Sure enough, Lionel Messi wasn’t in the Champions League final, for a fourth season in a row, but won the Ballon d’Or on Monday anyway. The prize completed his sweep of the major individual awards, adding to the Best FIFA Men’s Player prize he collected in September. The 32-year-old Argentine, who has only ever represented FC Barcelona and Argentina at the adult level, has now been the unanimous world player of the year a record six times, going back ahead of his rival Cristiano Ronaldo’s five.
Messi won the Ballon d’Or and the FIFA player of the year trophies in 2009, 2010, 2011, 2012, 2015 and, now, 2019. Ronaldo claimed them in 2008, 2013, 2014, 2016 and 2017. In 2018, their hegemony was briefly and controversially interrupted by Luka Modric.
That Ronaldo and Modric won the prizes over Messi at all speaks to the central tension in giving an individual award in a game that’s as much a team sport as any other, if not more so. Historically, the prize tends to go to whatever player was central in the teams that won the biggest prizes. And that was true for Ronaldo and Modric, whose Real Madrid dominated Europe for a half decade. Ronaldo led Portugal to the title at Euro 2016 and Modric engineered Croatia’s surprise run to the 2018 World Cup final.
But the default is Messi.
It always comes back to Messi, who on Sunday played the 701st professional top-tier game of his career and bagged his 614th goal, to go with 239 assists, to beat Atletico Madrid yet again. He has also scored 70 goals for Argentina, far more than any other man, including the hallowed Diego Maradona.

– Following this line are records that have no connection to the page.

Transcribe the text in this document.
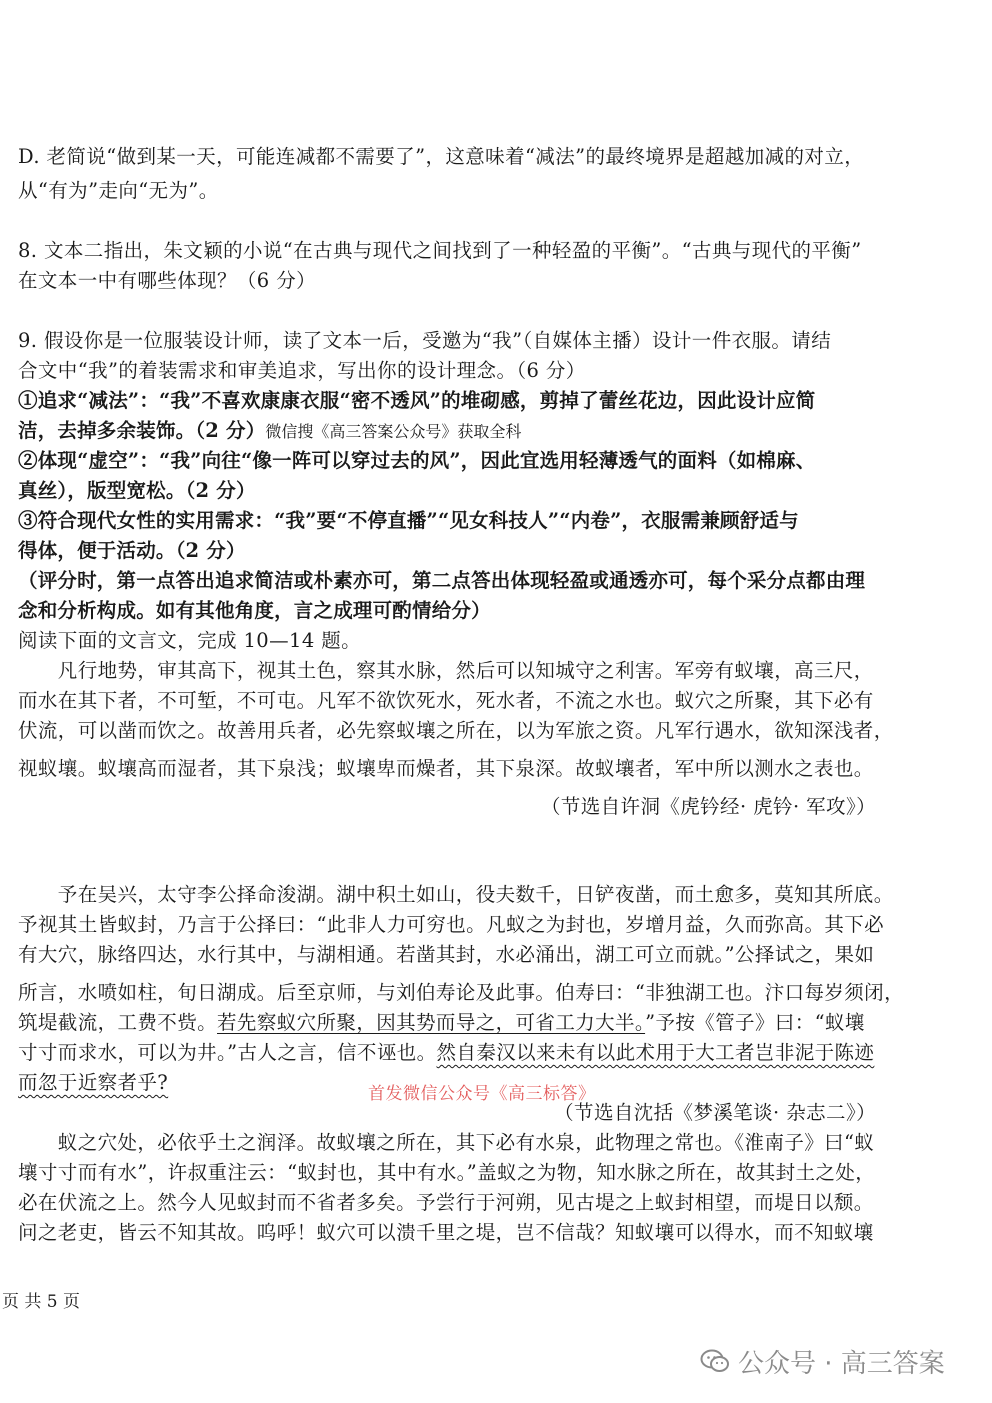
D. 老简说“做到某一天，可能连减都不需要了”，这意味着“减法”的最终境界是超越加减的对立，
从“有为”走向“无为”。
8. 文本二指出，朱文颖的小说“在古典与现代之间找到了一种轻盈的平衡”。“古典与现代的平衡”
在文本一中有哪些体现？（6 分）
9. 假设你是一位服装设计师，读了文本一后，受邀为“我”（自媒体主播）设计一件衣服。请结
合文中“我”的着装需求和审美追求，写出你的设计理念。（6 分）
①追求“减法”：“我”不喜欢康康衣服“密不透风”的堆砌感，剪掉了蕾丝花边，因此设计应简
洁，去掉多余装饰。（2 分）微信搜《高三答案公众号》获取全科
②体现“虚空”：“我”向往“像一阵可以穿过去的风”，因此宜选用轻薄透气的面料（如棉麻、
真丝），版型宽松。（2 分）
③符合现代女性的实用需求：“我”要“不停直播”“见女科技人”“内卷”，衣服需兼顾舒适与
得体，便于活动。（2 分）
（评分时，第一点答出追求简洁或朴素亦可，第二点答出体现轻盈或通透亦可，每个采分点都由理
念和分析构成。如有其他角度，言之成理可酌情给分）
阅读下面的文言文，完成 10—14 题。
　　凡行地势，审其高下，视其土色，察其水脉，然后可以知城守之利害。军旁有蚁壤，高三尺，
而水在其下者，不可堑，不可屯。凡军不欲饮死水，死水者，不流之水也。蚁穴之所聚，其下必有
伏流，可以凿而饮之。故善用兵者，必先察蚁壤之所在，以为军旅之资。凡军行遇水，欲知深浅者，
视蚁壤。蚁壤高而湿者，其下泉浅；蚁壤卑而燥者，其下泉深。故蚁壤者，军中所以测水之表也。
（节选自许洞《虎钤经· 虎钤· 军攻》）
　　予在吴兴，太守李公择命浚湖。湖中积土如山，役夫数千，日铲夜凿，而土愈多，莫知其所底。
予视其土皆蚁封，乃言于公择曰：“此非人力可穷也。凡蚁之为封也，岁增月益，久而弥高。其下必
有大穴，脉络四达，水行其中，与湖相通。若凿其封，水必涌出，湖工可立而就。”公择试之，果如
所言，水喷如柱，旬日湖成。后至京师，与刘伯寿论及此事。伯寿曰：“非独湖工也。汴口每岁须闭，
筑堤截流，工费不赀。若先察蚁穴所聚，因其势而导之，可省工力大半。”予按《管子》曰：“蚁壤
寸寸而求水，可以为井。”古人之言，信不诬也。然自秦汉以来未有以此术用于大工者岂非泥于陈迹
而忽于近察者乎?	首发微信公众号《高三标答》
（节选自沈括《梦溪笔谈· 杂志二》）
　　蚁之穴处，必依乎土之润泽。故蚁壤之所在，其下必有水泉，此物理之常也。《淮南子》曰“蚁
壤寸寸而有水”，许叔重注云：“蚁封也，其中有水。”盖蚁之为物，知水脉之所在，故其封土之处，
必在伏流之上。然今人见蚁封而不省者多矣。予尝行于河朔，见古堤之上蚁封相望，而堤日以颓。
问之老吏，皆云不知其故。呜呼！蚁穴可以溃千里之堤，岂不信哉？知蚁壤可以得水，而不知蚁壤
页 共 5 页
公众号 · 高三答案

The best player of the year is Messi every year. And that’s been true since he hit his prime a decade ago. He is the best ever. And while Ronaldo is a genius in his own right – and surely the second-best to ever play, burdened only by the misfortune of coming along at the exact same time and being largely overshadowed by the much smaller and humbler Messi – it’s telling that, in four of the five times he won the trophy, it was in a year he won the Champions League. While Modric did the same in 2018.
Only three of Messi’s six individual crowns coincided with Champions League victories.
Which is to say that even for the transcendent Ronaldo to beat Messi, he usually had to combine his otherworldly production with major team silverware. That was the only way to threaten Messi, to justify taking away the prize he seemed born to claim again and again, and hand it to somebody else. Sometimes it felt a little like the voters just wanted to mix it up.
Because the best is Messi. The best has been Messi for year after year. When you go by pure skill, by influence on his team and nation and the sport, by total prize haul, by goals, by immutability, by unstoppability, by consistency, by sheer Messi-ness, it’s Messi.
You might even argue that he’s won the prize as the world’s best player six times and been robbed another four. But he wasn’t robbed this year. He got what he was entitled to.
And it’s no less right and just for being boring and predictable.